Penangkapan Ustadz Alfian Tanjung ketika beliau berbicara lantang tentang kebangkitan PKI dan secara terang menderang menyebutkan nama-nama tokoh PKI tersebut, maka tidak lama berselang beliau ditangkap. Sementara seorang Rika Tjiptaning kader PDIP yang menulis buku “Aku Bangga Menjadi Anak PKI” dan buku “Anak PKI Masuk Parlemen” tidak tersentuh kasus hukum sama sekali. Kemudian seorang peserta aksi pembawa bendera tauhid dicap sebagai pendukung HTI (ormas yang dibubarkan sepihak oleh negara melalui kementrian Hukum dan HAM), beliau ditangkap walaupun setelah itu dibebaskan dengan desakan berbagai tokoh dan juga umat islam. Pembunuhan Ulama yang konon katanya dilakukan oleh orang gila. Kalau dilihat kasus per kasus maka seakan-akan kita kembali ke era orde lama dan orde baru, dimana terjadi penangkapan dan pembunuhan ulama dan santri, penangkapan tokoh-tokoh nasional yan berseberangan dengan rezim.

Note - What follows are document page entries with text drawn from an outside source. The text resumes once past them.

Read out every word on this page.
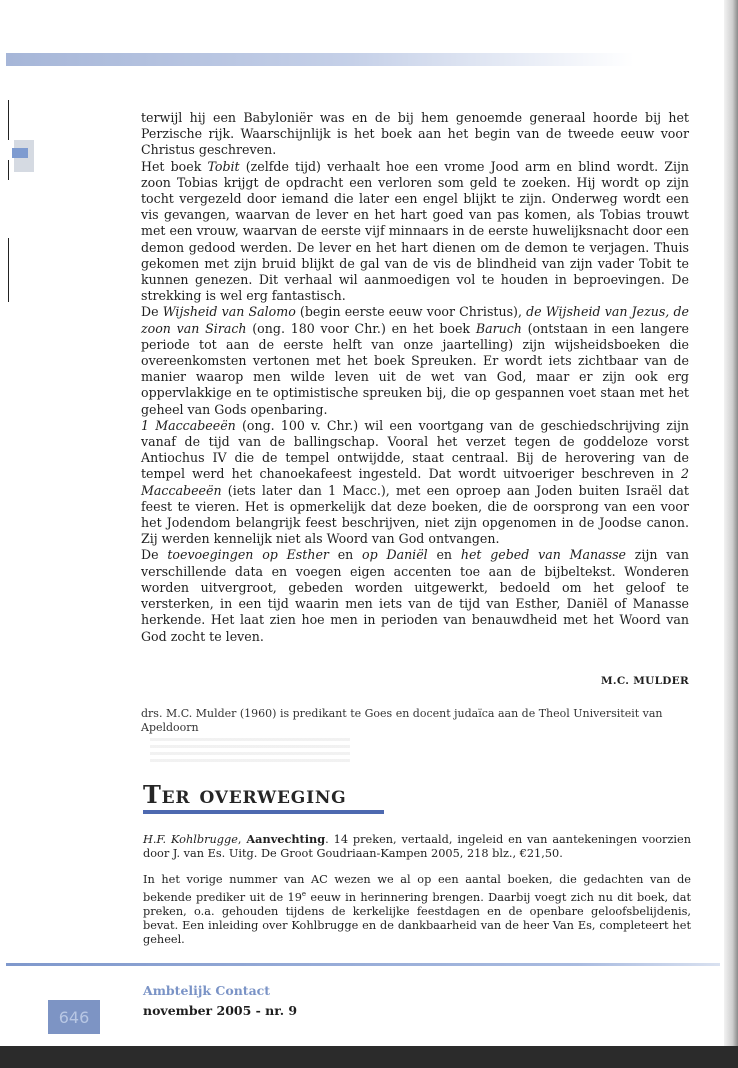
terwijl hij een Babyloniër was en de bij hem genoemde generaal hoorde bij het Perzische rijk. Waarschijnlijk is het boek aan het begin van de tweede eeuw voor Christus geschreven.

Het boek Tobit (zelfde tijd) verhaalt hoe een vrome Jood arm en blind wordt. Zijn zoon Tobias krijgt de opdracht een verloren som geld te zoeken. Hij wordt op zijn tocht vergezeld door iemand die later een engel blijkt te zijn. Onderweg wordt een vis gevangen, waarvan de lever en het hart goed van pas komen, als Tobias trouwt met een vrouw, waarvan de eerste vijf minnaars in de eerste huwelijksnacht door een demon gedood werden. De lever en het hart dienen om de demon te verjagen. Thuis gekomen met zijn bruid blijkt de gal van de vis de blindheid van zijn vader Tobit te kunnen genezen. Dit verhaal wil aanmoedigen vol te houden in beproevingen. De strekking is wel erg fantastisch.

De Wijsheid van Salomo (begin eerste eeuw voor Christus), de Wijsheid van Jezus, de zoon van Sirach (ong. 180 voor Chr.) en het boek Baruch (ontstaan in een langere periode tot aan de eerste helft van onze jaartelling) zijn wijsheidsboeken die overeenkomsten vertonen met het boek Spreuken. Er wordt iets zichtbaar van de manier waarop men wilde leven uit de wet van God, maar er zijn ook erg oppervlakkige en te optimistische spreuken bij, die op gespannen voet staan met het geheel van Gods openbaring.

1 Maccabeeën (ong. 100 v. Chr.) wil een voortgang van de geschiedschrijving zijn vanaf de tijd van de ballingschap. Vooral het verzet tegen de goddeloze vorst Antiochus IV die de tempel ontwijdde, staat centraal. Bij de herovering van de tempel werd het chanoekafeest ingesteld. Dat wordt uitvoeriger beschreven in 2 Maccabeeën (iets later dan 1 Macc.), met een oproep aan Joden buiten Israël dat feest te vieren. Het is opmerkelijk dat deze boeken, die de oorsprong van een voor het Jodendom belangrijk feest beschrijven, niet zijn opgenomen in de Joodse canon. Zij werden kennelijk niet als Woord van God ontvangen.

De toevoegingen op Esther en op Daniël en het gebed van Manasse zijn van verschillende data en voegen eigen accenten toe aan de bijbeltekst. Wonderen worden uitvergroot, gebeden worden uitgewerkt, bedoeld om het geloof te versterken, in een tijd waarin men iets van de tijd van Esther, Daniël of Manasse herkende. Het laat zien hoe men in perioden van benauwdheid met het Woord van God zocht te leven.

M.C. MULDER
drs. M.C. Mulder (1960) is predikant te Goes en docent judaïca aan de Theol Universiteit van Apeldoorn
Ter overweging
H.F. Kohlbrugge, Aanvechting. 14 preken, vertaald, ingeleid en van aantekeningen voorzien door J. van Es. Uitg. De Groot Goudriaan-Kampen 2005, 218 blz., €21,50.
In het vorige nummer van AC wezen we al op een aantal boeken, die gedachten van de bekende prediker uit de 19e eeuw in herinnering brengen. Daarbij voegt zich nu dit boek, dat preken, o.a. gehouden tijdens de kerkelijke feestdagen en de openbare geloofsbelijdenis, bevat. Een inleiding over Kohlbrugge en de dankbaarheid van de heer Van Es, completeert het geheel.
646
Ambtelijk Contact
november 2005 - nr. 9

Tentunya yang paling hangat adalah persekusi Neno Warisman dengan tagar 2019 ganti presiden, dua kali beliau mengalami persekusi : Batam dan Pekanbaru, lebih menyedihkan lagi itu terjadi didepan aparat dan objek vital bandara yang seharusnya tidak boleh terjadi tindakan anarkis dan kekerasan fisik. Sementara tagar 2019 tetap jokowi terlaksana dengan lancar tanpa ada intimidasi dari pihak dan ormas manapun, sedangkan tagar 2019 Ganti Presiden dibeberapa tempat senantiasa mendapatkan persekusi.

Wujud Tirani dalam demokrasi
Kekebasan berpendapat dijamin dalam Undang-Undang Dasar 1945 pasal 28 dimana setiap warga negara berhak menyampaikan pendapatnya dimuka umum, tetapi pada hari ini bisa kita saksikan dimedia Elektronik yang masih independen dan media sosial begitu masif tersebar, mendekati tahun pilpres tahun 2019 sepertinya rezim mengalami sikap paranoid terhadap gerakan 2019 ganti presiden, jikalau rezim tidak panik maka tidak akan terjadi pengekangan hak menyampaikan pendapat ataupun memberikan tuduhan makar, intoleran dan radikal terhadap kubu sebelah. Walaupun rezim berkuasa tidak mengakui itu pihak mereka yang melakukan, tetapi publik bisa menilai dan tidak bisa dibohongi karena mereka sudah cerdas.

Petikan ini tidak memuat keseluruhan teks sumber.